Booleans with AND

Textbook Description

Example 2.11. We can define a monoidal structure on $\mathbb{B} = {\mathsf{true}, \mathsf{false}}$ with $\mathsf{false} \leq \mathsf{true}$ by letting the monoidal unit be $\mathsf{true}$ and the monoidal product be $\wedge$ (AND).

\[\begin{array}{c|cc} \wedge & \mathsf{false} & \mathsf{true} \\\hline \mathsf{false} & \mathsf{false} & \mathsf{false} \\ \mathsf{true} & \mathsf{false} & \mathsf{true} \end{array}\]

One can check that all the properties in Definition 2.1 hold, so we have a monoidal preorder $\mathbf{Bool} := (\mathbb{B}, \leq, \mathsf{true}, \wedge)$.

Agda Setup

module examples.chapter2.BoolAnd where

open import definitions.chapter1.Preorder using (Preorder)
open import definitions.chapter2.SymmetricMonoidalPreorder
  using (SymmetricMonoidalPreorder; SymmetricMonoidalStructure)
open import Relation.Binary.PropositionalEquality using (_≡_; refl)
open import Data.Bool using (Bool; true; false; _∧_)

The Boolean Preorder

The order is: false ≤ true (and reflexively).

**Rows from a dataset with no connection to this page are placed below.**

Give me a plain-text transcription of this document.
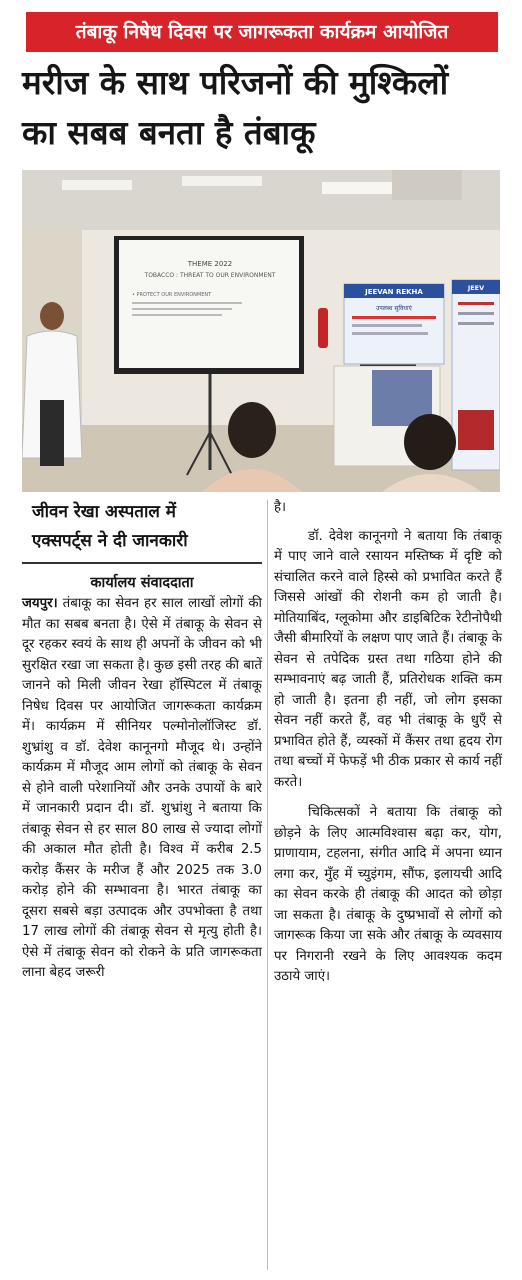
तंबाकू निषेध दिवस पर जागरूकता कार्यक्रम आयोजित
मरीज के साथ परिजनों की मुश्किलों
का सबब बनता है तंबाकू
THEME 2022
TOBACCO : THREAT TO OUR ENVIRONMENT
• PROTECT OUR ENVIRONMENT	JEEVAN REKHA
उपलब्ध सुविधाएं
JEEV
जीवन रेखा अस्पताल में
एक्सपर्ट्स ने दी जानकारी

कार्यालय संवाददाता

जयपुर। तंबाकू का सेवन हर साल लाखों लोगों की मौत का सबब बनता है। ऐसे में तंबाकू के सेवन से दूर रहकर स्वयं के साथ ही अपनों के जीवन को भी सुरक्षित रखा जा सकता है। कुछ इसी तरह की बातें जानने को मिली जीवन रेखा हॉस्पिटल में तंबाकू निषेध दिवस पर आयोजित जागरूकता कार्यक्रम में। कार्यक्रम में सीनियर पल्मोनोलॉजिस्ट डॉ. शुभ्रांशु व डॉ. देवेश कानूनगो मौजूद थे। उन्होंने कार्यक्रम में मौजूद आम लोगों को तंबाकू के सेवन से होने वाली परेशानियों और उनके उपायों के बारे में जानकारी प्रदान दी। डॉ. शुभ्रांशु ने बताया कि तंबाकू सेवन से हर साल 80 लाख से ज्यादा लोगों की अकाल मौत होती है। विश्व में करीब 2.5 करोड़ कैंसर के मरीज हैं और 2025 तक 3.0 करोड़ होने की सम्भावना है। भारत तंबाकू का दूसरा सबसे बड़ा उत्पादक और उपभोक्ता है तथा 17 लाख लोगों की तंबाकू सेवन से मृत्यु होती है। ऐसे में तंबाकू सेवन को रोकने के प्रति जागरूकता लाना बेहद जरूरी

है।

डॉ. देवेश कानूनगो ने बताया कि तंबाकू में पाए जाने वाले रसायन मस्तिष्क में दृष्टि को संचालित करने वाले हिस्से को प्रभावित करते हैं जिससे आंखों की रोशनी कम हो जाती है। मोतियाबिंद, ग्लूकोमा और डाइबिटिक रेटीनोपैथी जैसी बीमारियों के लक्षण पाए जाते हैं। तंबाकू के सेवन से तपेदिक ग्रस्त तथा गठिया होने की सम्भावनाएं बढ़ जाती हैं, प्रतिरोधक शक्ति कम हो जाती है। इतना ही नहीं, जो लोग इसका सेवन नहीं करते हैं, वह भी तंबाकू के धुएँ से प्रभावित होते हैं, व्यस्कों में कैंसर तथा हृदय रोग तथा बच्चों में फेफड़ें भी ठीक प्रकार से कार्य नहीं करते।

चिकित्सकों ने बताया कि तंबाकू को छोड़ने के लिए आत्मविश्वास बढ़ा कर, योग, प्राणायाम, टहलना, संगीत आदि में अपना ध्यान लगा कर, मुँह में च्युइंगम, सौंफ, इलायची आदि का सेवन करके ही तंबाकू की आदत को छोड़ा जा सकता है। तंबाकू के दुष्प्रभावों से लोगों को जागरूक किया जा सके और तंबाकू के व्यवसाय पर निगरानी रखने के लिए आवश्यक कदम उठाये जाएं।
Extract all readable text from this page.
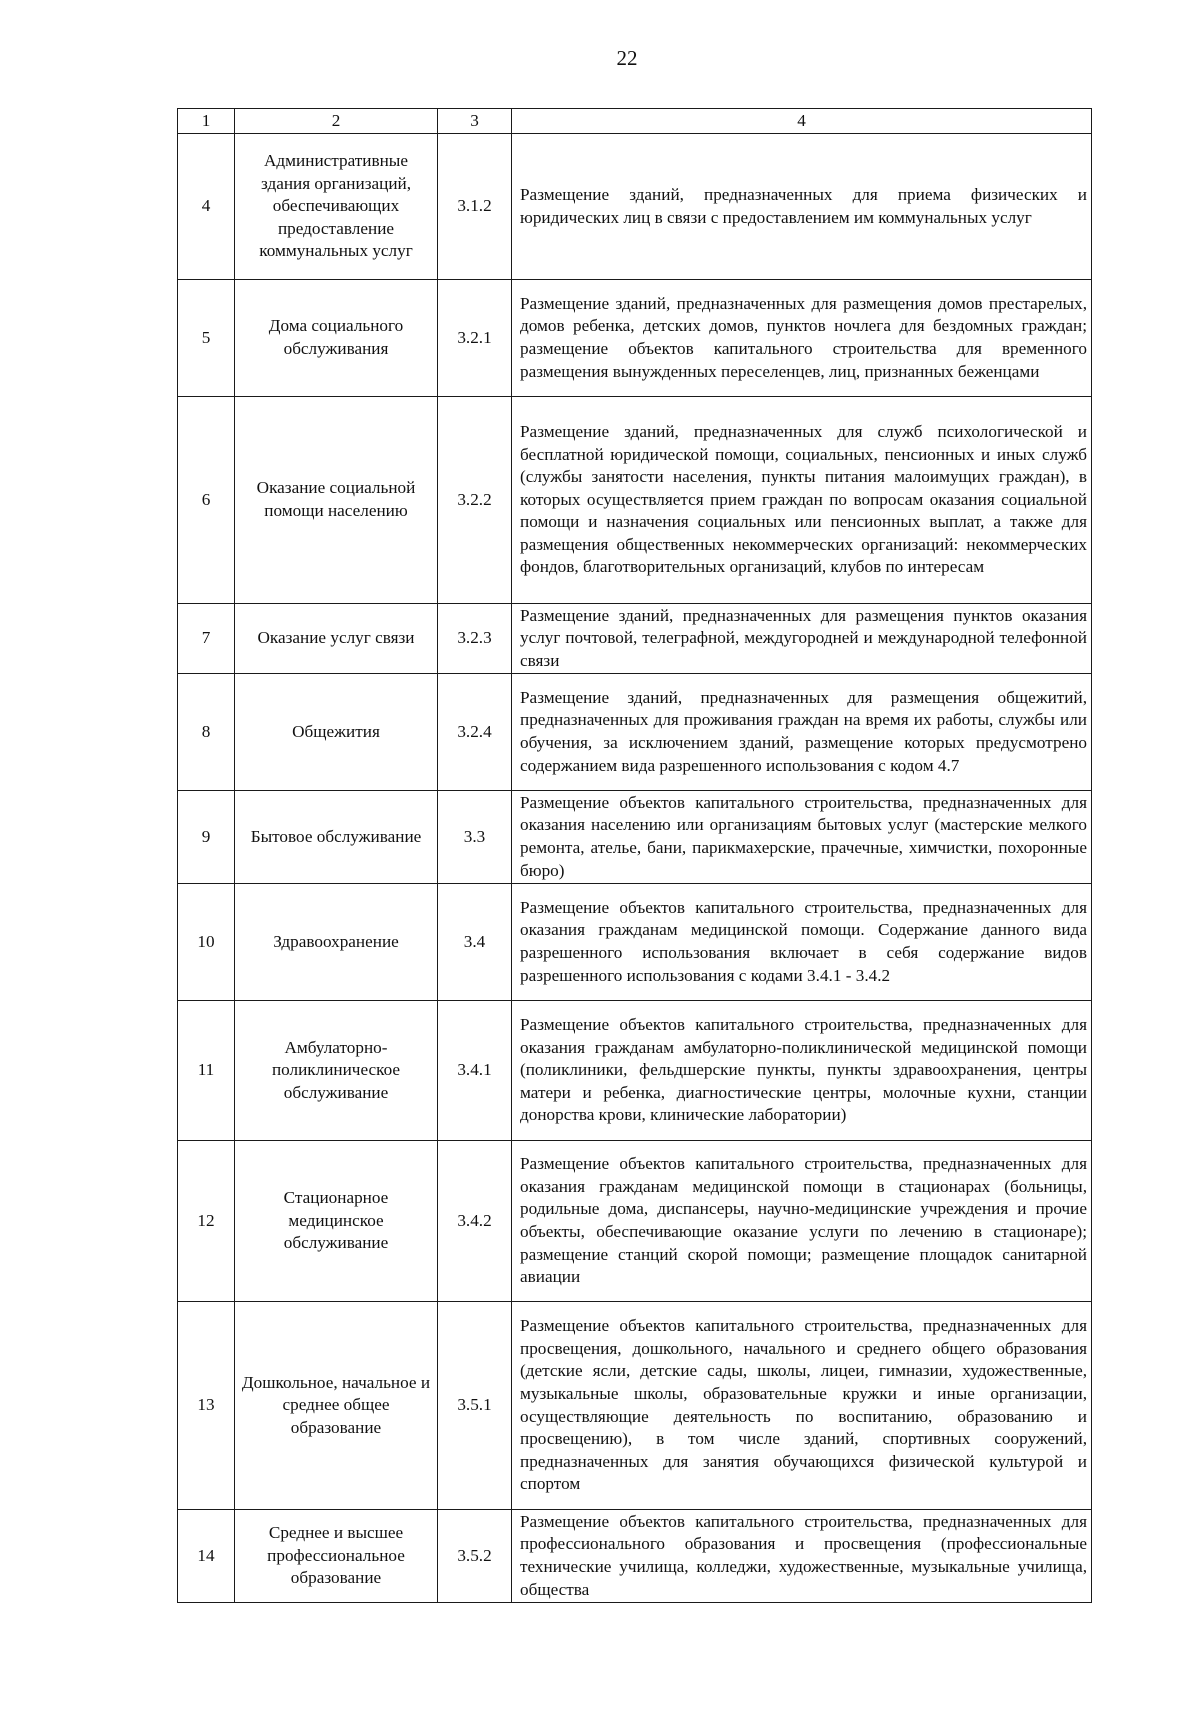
22
1	2	3	4
4	Административные здания организаций, обеспечивающих предоставление коммунальных услуг	3.1.2	Размещение зданий, предназначенных для приема физических и юридических лиц в связи с предоставлением им коммунальных услуг
5	Дома социального обслуживания	3.2.1	Размещение зданий, предназначенных для размещения домов престарелых, домов ребенка, детских домов, пунктов ночлега для бездомных граждан; размещение объектов капитального строительства для временного размещения вынужденных переселенцев, лиц, признанных беженцами
6	Оказание социальной помощи населению	3.2.2	Размещение зданий, предназначенных для служб психологической и бесплатной юридической помощи, социальных, пенсионных и иных служб (службы занятости населения, пункты питания малоимущих граждан), в которых осуществляется прием граждан по вопросам оказания социальной помощи и назначения социальных или пенсионных выплат, а также для размещения общественных некоммерческих организаций: некоммерческих фондов, благотворительных организаций, клубов по интересам
7	Оказание услуг связи	3.2.3	Размещение зданий, предназначенных для размещения пунктов оказания услуг почтовой, телеграфной, междугородней и международной телефонной связи
8	Общежития	3.2.4	Размещение зданий, предназначенных для размещения общежитий, предназначенных для проживания граждан на время их работы, службы или обучения, за исключением зданий, размещение которых предусмотрено содержанием вида разрешенного использования с кодом 4.7
9	Бытовое обслуживание	3.3	Размещение объектов капитального строительства, предназначенных для оказания населению или организациям бытовых услуг (мастерские мелкого ремонта, ателье, бани, парикмахерские, прачечные, химчистки, похоронные бюро)
10	Здравоохранение	3.4	Размещение объектов капитального строительства, предназначенных для оказания гражданам медицинской помощи. Содержание данного вида разрешенного использования включает в себя содержание видов разрешенного использования с кодами 3.4.1 - 3.4.2
11	Амбулаторно-поликлиническое обслуживание	3.4.1	Размещение объектов капитального строительства, предназначенных для оказания гражданам амбулаторно-поликлинической медицинской помощи (поликлиники, фельдшерские пункты, пункты здравоохранения, центры матери и ребенка, диагностические центры, молочные кухни, станции донорства крови, клинические лаборатории)
12	Стационарное медицинское обслуживание	3.4.2	Размещение объектов капитального строительства, предназначенных для оказания гражданам медицинской помощи в стационарах (больницы, родильные дома, диспансеры, научно-медицинские учреждения и прочие объекты, обеспечивающие оказание услуги по лечению в стационаре); размещение станций скорой помощи; размещение площадок санитарной авиации
13	Дошкольное, начальное и среднее общее образование	3.5.1	Размещение объектов капитального строительства, предназначенных для просвещения, дошкольного, начального и среднего общего образования (детские ясли, детские сады, школы, лицеи, гимназии, художественные, музыкальные школы, образовательные кружки и иные организации, осуществляющие деятельность по воспитанию, образованию и просвещению), в том числе зданий, спортивных сооружений, предназначенных для занятия обучающихся физической культурой и спортом
14	Среднее и высшее профессиональное образование	3.5.2	Размещение объектов капитального строительства, предназначенных для профессионального образования и просвещения (профессиональные технические училища, колледжи, художественные, музыкальные училища, общества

-- The ordering relation: false ≤ true
data _≤𝔹_ : Bool → Bool → Set where
  ≤-refl : ∀ {x} → x ≤𝔹 x
  f≤t : false ≤𝔹 true

≤𝔹-trans : ∀ {x y z} → x ≤𝔹 y → y ≤𝔹 z → x ≤𝔹 z
≤𝔹-trans ≤-refl q = q
≤𝔹-trans f≤t ≤-refl = f≤t

𝔹-preorder : Preorder
𝔹-preorder = record
  { Carrier = Bool
  ; _≤_ = _≤𝔹_
  ; isPreorder = record { reflexive = ≤-refl ; transitive = ≤𝔹-trans }
  }

The Symmetric Monoidal Structure

-- Monotonicity: x₁ ≤ y₁ and x₂ ≤ y₂ implies (x₁ ∧ x₂) ≤ (y₁ ∧ y₂)
∧-mono : ∀ {x₁ x₂ y₁ y₂} → x₁ ≤𝔹 y₁ → x₂ ≤𝔹 y₂ → (x₁ ∧ x₂) ≤𝔹 (y₁ ∧ y₂)
∧-mono ≤-refl ≤-refl = ≤-refl
∧-mono ≤-refl f≤t = ∧-mono-right _ where
  ∧-mono-right : ∀ b → (b ∧ false) ≤𝔹 (b ∧ true)
  ∧-mono-right false = ≤-refl
  ∧-mono-right true = f≤t
∧-mono f≤t ≤-refl = ∧-mono-left _ where
  ∧-mono-left : ∀ b → (false ∧ b) ≤𝔹 (true ∧ b)
  ∧-mono-left false = ≤-refl
  ∧-mono-left true = f≤t
∧-mono f≤t f≤t = f≤t  -- false ∧ false = false ≤ true = true ∧ true

-- Symmetry: x ∧ y = y ∧ x
∧-comm : ∀ {x y} → x ∧ y ≡ y ∧ x
∧-comm {false} {false} = refl
∧-comm {false} {true} = refl
∧-comm {true} {false} = refl
∧-comm {true} {true} = refl

-- Associativity: (x ∧ y) ∧ z = x ∧ (y ∧ z)
∧-assoc : ∀ {x y z} → (x ∧ y) ∧ z ≡ x ∧ (y ∧ z)
∧-assoc {false} = refl
∧-assoc {true} = refl

-- Left unit: true ∧ x = x
∧-identityˡ : ∀ {x} → true ∧ x ≡ x
∧-identityˡ = refl

-- Right unit: x ∧ true = x
∧-identityʳ : ∀ {x} → x ∧ true ≡ x
∧-identityʳ {false} = refl
∧-identityʳ {true} = refl

𝔹-structure : SymmetricMonoidalStructure 𝔹-preorder
𝔹-structure = record
  { I = true
  ; _⊗_ = _∧_
  ; monotonicity = ∧-mono
  ; left-unit = ∧-identityˡ
  ; right-unit = ∧-identityʳ
  ; associativity = λ {x} {y} {z} → ∧-assoc {x} {y} {z}
  ; symmetry = λ {x} {y} → ∧-comm {x} {y}
  }

Bool: The Symmetric Monoidal Preorder

Bool-SMP : SymmetricMonoidalPreorder
Bool-SMP = record
  { preorder = 𝔹-preorder
  ; structure = 𝔹-structure
  }

Interpretation

$\mathbf{Bool}$ will be important for enrichment. Enriching in Bool means “getting from $a$ to $b$ is a true/false question”:

• The monoidal unit being $\mathsf{true}$ means “you can always get from $a$ to $a$”
• The monoidal product being $\wedge$ means “if you can get from $a$ to $b$ AND from $b$ to $c$, then you can get from $a$ to $c$”